Step by step solution

01

Calculate the Surface Area of the Cylinder

The surface area of the cylinder consists of the lateral surface area and the area of the top (assuming the bottom is not relevant for heat transfer in this scenario). Use the formula for the lateral surface area: \( A_{lat} = 2 \pi r h \) and the top: \( A_{top} = \pi r^2 \). Thus, the total surface area for heat exchange is \( A = A_{lat} + A_{top} = 2 \pi r h + \pi r^2 \). Substituting the given values, \( r = 2.2 \text{ cm} = 0.022 \text{ m} \) and \( h = 10 \text{ cm} = 0.1 \text{ m} \), we get \( A = 2 \pi (0.022)(0.1) + \pi (0.022)^2 \approx 0.0149 \text{ m}^2 \).
02

Determine the Net Radiative Exchange

Use the formula for net radiation heat exchange: \[ Q = \varepsilon \sigma A (T_{\text{env}}^4 - T^4) \] where \( \sigma \) is the Stefan-Boltzmann constant, \( \varepsilon = 1 \), and temperatures must be converted to Kelvin: \( T_{\text{env}} = 32^{\circ} \text{C} = 305 \text{ K} \), \( T = 15^{\circ} \text{C} = 288 \text{ K} \).
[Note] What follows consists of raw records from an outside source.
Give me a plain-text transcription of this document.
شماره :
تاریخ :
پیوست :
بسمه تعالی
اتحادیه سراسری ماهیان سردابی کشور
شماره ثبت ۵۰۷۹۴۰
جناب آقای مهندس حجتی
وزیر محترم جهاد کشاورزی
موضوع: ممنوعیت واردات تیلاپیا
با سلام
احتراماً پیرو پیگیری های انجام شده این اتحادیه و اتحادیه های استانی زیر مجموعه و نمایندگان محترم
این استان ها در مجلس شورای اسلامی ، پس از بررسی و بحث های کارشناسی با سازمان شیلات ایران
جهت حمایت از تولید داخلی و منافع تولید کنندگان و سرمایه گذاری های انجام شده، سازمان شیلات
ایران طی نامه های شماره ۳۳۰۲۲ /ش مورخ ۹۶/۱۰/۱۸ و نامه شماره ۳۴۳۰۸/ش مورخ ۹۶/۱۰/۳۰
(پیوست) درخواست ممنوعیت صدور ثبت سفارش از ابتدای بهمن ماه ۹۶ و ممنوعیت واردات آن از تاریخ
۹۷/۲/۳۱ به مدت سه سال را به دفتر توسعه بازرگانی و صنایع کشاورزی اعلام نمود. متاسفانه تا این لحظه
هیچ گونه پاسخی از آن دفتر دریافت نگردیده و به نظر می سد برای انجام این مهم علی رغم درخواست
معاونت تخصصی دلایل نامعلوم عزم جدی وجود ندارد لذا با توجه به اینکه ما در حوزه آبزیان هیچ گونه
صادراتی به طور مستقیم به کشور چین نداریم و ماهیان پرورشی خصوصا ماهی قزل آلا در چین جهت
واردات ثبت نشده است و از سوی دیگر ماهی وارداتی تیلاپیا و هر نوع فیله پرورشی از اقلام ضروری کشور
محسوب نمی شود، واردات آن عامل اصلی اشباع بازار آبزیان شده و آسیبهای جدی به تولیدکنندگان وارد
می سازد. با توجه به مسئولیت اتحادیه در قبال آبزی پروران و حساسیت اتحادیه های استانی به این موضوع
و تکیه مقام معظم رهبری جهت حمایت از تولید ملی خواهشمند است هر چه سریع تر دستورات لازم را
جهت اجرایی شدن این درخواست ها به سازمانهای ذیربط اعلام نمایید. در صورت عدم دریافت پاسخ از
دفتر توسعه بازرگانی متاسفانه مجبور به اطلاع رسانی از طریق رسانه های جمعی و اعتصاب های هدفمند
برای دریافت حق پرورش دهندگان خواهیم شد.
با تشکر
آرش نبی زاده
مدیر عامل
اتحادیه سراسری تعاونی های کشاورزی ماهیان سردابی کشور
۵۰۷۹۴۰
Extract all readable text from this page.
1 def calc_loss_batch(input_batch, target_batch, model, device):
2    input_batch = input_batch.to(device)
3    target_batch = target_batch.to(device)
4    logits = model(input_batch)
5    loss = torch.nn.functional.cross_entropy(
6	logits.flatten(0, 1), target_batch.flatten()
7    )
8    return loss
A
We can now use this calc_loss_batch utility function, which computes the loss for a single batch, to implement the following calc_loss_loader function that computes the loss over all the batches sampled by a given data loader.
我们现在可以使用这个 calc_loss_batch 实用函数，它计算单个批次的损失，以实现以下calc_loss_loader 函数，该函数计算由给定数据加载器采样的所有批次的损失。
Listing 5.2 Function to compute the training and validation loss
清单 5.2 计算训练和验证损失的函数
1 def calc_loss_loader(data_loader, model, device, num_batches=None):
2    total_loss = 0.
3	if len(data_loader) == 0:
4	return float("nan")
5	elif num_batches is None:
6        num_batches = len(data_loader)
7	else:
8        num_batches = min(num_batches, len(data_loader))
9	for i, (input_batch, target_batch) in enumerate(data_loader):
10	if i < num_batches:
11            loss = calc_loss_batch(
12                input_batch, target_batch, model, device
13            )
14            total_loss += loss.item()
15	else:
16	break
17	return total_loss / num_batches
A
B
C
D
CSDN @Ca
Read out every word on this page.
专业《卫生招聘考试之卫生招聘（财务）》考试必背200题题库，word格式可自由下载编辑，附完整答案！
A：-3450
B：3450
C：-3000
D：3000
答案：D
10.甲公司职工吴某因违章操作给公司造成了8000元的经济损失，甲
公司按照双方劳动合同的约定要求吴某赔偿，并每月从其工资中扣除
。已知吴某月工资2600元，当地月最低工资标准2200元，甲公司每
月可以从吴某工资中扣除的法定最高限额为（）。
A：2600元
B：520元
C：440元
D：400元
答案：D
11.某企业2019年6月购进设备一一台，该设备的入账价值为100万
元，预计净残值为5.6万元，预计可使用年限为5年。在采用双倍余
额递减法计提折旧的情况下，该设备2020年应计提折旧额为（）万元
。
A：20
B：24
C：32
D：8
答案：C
Thus, \[ Q = 1 \times 5.67 \times 10^{-8} \times 0.0149 \times ((305)^4 - (288)^4) \approx 2.57 \text{ J/s} \].
03

Calculate the Mass Loss Due to Evaporation

Assume the energy lost via evaporation is equal to the net radiative energy gained. Thus, \( L \frac{dm}{dt} = Q \), where \( L \) is the latent heat of vaporization for water, approximately \( 2.26 \times 10^6 \text{ J/kg} \). Solving for \( \frac{dm}{dt} \), we have \( \frac{dm}{dt} = \frac{Q}{L} \). Substituting the values, \( \frac{dm}{dt} = \frac{2.57}{2.26 \times 10^6} \approx 1.14 \times 10^{-6} \text{ kg/s} \).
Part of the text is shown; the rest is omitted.